O som da cítara mistura-se ao barulho do chafariz ligado na praça. O experiente fotógrafo posiciona-se para mais um clique. Espera a mulher jovem convencer o filho pequeno a ficar sozinho no trenó do Papai Noel construído em fibra. Mas a criança abre um berreiro. Não quer estar ali. A mãe tenta de todo jeito. Promete sentar junto. É só uma foto, uma só para mostrar ao papai, uma só, rapidinho. Nada. O menino não gosta do enorme boneco do velhinho de vermelho e nem das renas do trenó. Chora convulsivamente. A mulher se desculpa ao fotógrafo. Não vai ficar boa uma foto assim, aos prantos. Nisso, a buzina estridente do carrinho do sorveteiro se faz ouvir. A mãe aponta a guloseima e negocia com o filho. Se ele ficar quietinho para a foto, ganha um sorvete. Duas bolas na casquinha. Sorvete delicioso, olha ali na mão da menininha, e ela nem chora. Quem chora fica feio. E finalmente o fotógrafo mambembe enquadra no visor da máquina o trenó, a mãe e o menininho agora quase feliz, segurando seu sorvete de duas bolas.
O mesmo sol ainda mostra-se vigoroso em calor e luz quando o sino da igreja marca seis horas. Os acordes da Ave-Maria espalham-se pelo entorno urbano, ferindo os ouvidos de dois meninos maltrapilhos, sentados no chão. Não têm dez anos ainda. Um deles segura um saco plástico de encontro ao nariz e à boca, resfolegando repetidamente.
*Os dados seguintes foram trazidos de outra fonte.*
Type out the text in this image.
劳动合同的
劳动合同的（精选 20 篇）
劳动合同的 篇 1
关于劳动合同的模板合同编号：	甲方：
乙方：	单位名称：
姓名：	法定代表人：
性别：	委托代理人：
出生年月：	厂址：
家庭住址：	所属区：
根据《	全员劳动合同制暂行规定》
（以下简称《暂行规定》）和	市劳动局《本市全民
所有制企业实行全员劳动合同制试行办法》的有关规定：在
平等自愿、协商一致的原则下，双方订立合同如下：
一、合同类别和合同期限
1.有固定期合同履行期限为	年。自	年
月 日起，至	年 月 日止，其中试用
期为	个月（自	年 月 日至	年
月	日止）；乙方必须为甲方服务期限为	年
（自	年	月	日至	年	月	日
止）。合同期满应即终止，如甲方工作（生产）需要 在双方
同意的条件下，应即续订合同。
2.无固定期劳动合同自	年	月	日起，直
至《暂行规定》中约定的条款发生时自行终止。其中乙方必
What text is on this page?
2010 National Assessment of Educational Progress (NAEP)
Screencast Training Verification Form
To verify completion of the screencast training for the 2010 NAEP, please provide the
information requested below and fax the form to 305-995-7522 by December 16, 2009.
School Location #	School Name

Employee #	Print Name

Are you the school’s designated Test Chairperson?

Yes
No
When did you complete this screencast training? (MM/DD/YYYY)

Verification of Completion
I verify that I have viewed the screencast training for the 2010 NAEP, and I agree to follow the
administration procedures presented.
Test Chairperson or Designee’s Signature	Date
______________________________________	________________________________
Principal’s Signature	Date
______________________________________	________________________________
O outro tem os olhos revirados, viajando por invisíveis territórios, certamente mais luminosos do que o desse céu cujo azul fere as retinas opacas. Logo estão a pedir trocados aos passantes, sem sequer balbuciar direito as palavras. Nessa hora, não sabem quem são, não têm nome, nem pai, nem mãe. São meras crianças da tarde de verão, sem passado, sem futuro. Um deles deita-se no chão e volta a aspirar o conteúdo do saco plástico. E fica assim: olhar parado no infinito, acompanhando atentamente a viagem de um menino feito ele, que desce do céu num carro de sol. Todo dourado, o menino que vem do céu acena. Ele cutuca o coleguinha. Veja, olha, veja lá. Mas o outro está distraído com algumas crianças vestidas de anjo, que entram na igreja para o coro da missa festiva. O sino volta a badalar. A tarde ainda é firme, mas nela se propagam pelo alto-falante da igreja lindas vozes infantis cantando a chegada de uma certa noite feliz.